/NLP

Course work for University of Oulu's Natural Language Processing course

Primary LanguageJupyter Notebook

Project 23. Personality trait

Course work for University of Oulu's Natural Language Processing course

Instructions and requirements

The tasks are provided as .ipynb-files: please see the files tasks_tool1.ipynb, tasks_tool2.ipynb and tasks_tool3.ipynb for the tasks performed with the tools 1, 2 and 3, respectively. For more details, please see the report.

To run the scripts, the following libraries are required:

  • pandas
  • contractions
  • nltk
  • scikit-learn
  • numpy
  • plotly.

Important note: For tasks_tool1.ipynb and tasks_tool2.ipynb, the version 0.20.1 of scikit-learn should be used.
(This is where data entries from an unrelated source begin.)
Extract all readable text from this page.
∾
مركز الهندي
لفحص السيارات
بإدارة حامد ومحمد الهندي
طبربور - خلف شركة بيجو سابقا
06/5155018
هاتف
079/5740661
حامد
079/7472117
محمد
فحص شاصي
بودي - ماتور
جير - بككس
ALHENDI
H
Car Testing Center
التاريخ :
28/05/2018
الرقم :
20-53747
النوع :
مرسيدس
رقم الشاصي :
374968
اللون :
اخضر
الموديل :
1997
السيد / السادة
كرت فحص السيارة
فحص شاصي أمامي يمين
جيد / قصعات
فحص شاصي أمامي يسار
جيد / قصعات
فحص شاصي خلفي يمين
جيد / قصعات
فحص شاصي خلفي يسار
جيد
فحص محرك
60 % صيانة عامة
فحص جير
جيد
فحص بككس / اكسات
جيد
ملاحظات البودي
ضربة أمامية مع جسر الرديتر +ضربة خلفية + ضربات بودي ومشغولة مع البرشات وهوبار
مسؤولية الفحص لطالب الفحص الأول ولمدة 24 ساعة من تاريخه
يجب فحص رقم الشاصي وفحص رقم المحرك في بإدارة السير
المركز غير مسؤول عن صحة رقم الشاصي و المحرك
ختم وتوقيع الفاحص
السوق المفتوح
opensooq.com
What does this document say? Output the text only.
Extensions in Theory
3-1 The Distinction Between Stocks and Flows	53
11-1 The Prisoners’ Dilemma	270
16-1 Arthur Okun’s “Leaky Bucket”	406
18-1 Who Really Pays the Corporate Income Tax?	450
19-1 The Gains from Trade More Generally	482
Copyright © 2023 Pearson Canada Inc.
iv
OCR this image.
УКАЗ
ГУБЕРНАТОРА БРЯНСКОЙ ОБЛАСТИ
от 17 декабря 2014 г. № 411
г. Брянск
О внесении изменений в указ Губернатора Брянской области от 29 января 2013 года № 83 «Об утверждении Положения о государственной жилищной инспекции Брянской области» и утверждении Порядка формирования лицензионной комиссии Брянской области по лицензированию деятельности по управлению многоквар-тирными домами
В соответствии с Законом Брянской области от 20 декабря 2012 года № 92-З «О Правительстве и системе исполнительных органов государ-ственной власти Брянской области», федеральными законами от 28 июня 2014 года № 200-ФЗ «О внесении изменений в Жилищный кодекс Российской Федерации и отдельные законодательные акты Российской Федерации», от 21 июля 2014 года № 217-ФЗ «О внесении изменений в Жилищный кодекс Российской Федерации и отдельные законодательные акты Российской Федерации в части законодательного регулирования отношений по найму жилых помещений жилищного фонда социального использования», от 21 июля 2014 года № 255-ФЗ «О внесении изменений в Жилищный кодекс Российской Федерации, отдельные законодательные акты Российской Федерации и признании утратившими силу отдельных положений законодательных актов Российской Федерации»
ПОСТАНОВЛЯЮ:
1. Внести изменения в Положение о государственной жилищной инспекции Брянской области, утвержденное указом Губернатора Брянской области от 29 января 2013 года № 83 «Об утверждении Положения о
However, for tasks_tool3.ipynb, the version 0.22.1 is required.

Specification

1

Write a script that gathers and concatenates the scripts corresponding to each character to make up a separate corpus for each character, and determine the characteristics of each corpus in terms of number of tokens, size of vocabulary, average length of individual script, standard deviation of script length, proportion of stopwords employed. Provide the results in a table to visualize the discrepancy among the various characters.

2

We want to compare the various characters in terms of their personality traits, especially, the big-five personality traits (Openness, Consciousness, Extraversion, Agreeableness and Neuroticism). For this purpose, we rely on some existing implementations that infer from the text the corresponding personality trait. We may refer to some existing implementations in https://github.com/topics/personality-traits. For instance, you may use popular MELD or SenticNet. Study two of the provided implementations, and suggest a script that input the whole corpus of a given character and then outputs the scores assigned to each personality trait (a vector of five dimension). Use PCA to reduce the dimension of the outputted file into 2D dimension and then provide a graphical illustration (2D space) where each character is represented as a doc. Identify the characters that are close to each other in terms of personality traits.

3

Repeat the 2) when using the cosine similarity of the five-personality vector scores of each pair of characters as metric to quantify how the two characters are close in terms of their personality. Draw the corresponding character matrix similarity.

4

Repeat 2-3) when using the alternative implementation (e.g., SenticNet, MELD,..). Now we want to track the personality of trait of a given character at a local level, not after aggregating all its scripts. For this purpose, write a script that, for each script, it generates the corresponding five personality vector, and saves it in a database file.

5

Now we want to evaluate the consistency of each character in terms of personality generated. For this purpose, assume that a given character is assigned the personality trait corresponding to the highest personality trait score. We evaluate the consistency of the character’s personality by the extent to which the dominating personality trait is invariant across the different scripts. Suggest an expression and a script that allows you to quantify this intuition, and compare the characters accordingly.

6

Consider the sentiment of every script of each character according to Vader sentiment analyzer. We want to test whether a given personality trait is associated with a given sentiment polarity. Write a script that calculates the overall sentiment score (arithmetic sum of positive and negative sentiment score) of each script and associate this with the personality trait that corresponds to the highest personality trait score. For each character, generate a histogram that shows for each personality trait, the proportion of positive sentiment and proportion of negative sentiment associated to each personality trait that occurred in character’s script.

7

Identify relevant literature to justify the findings and comment on the limitations of the approach.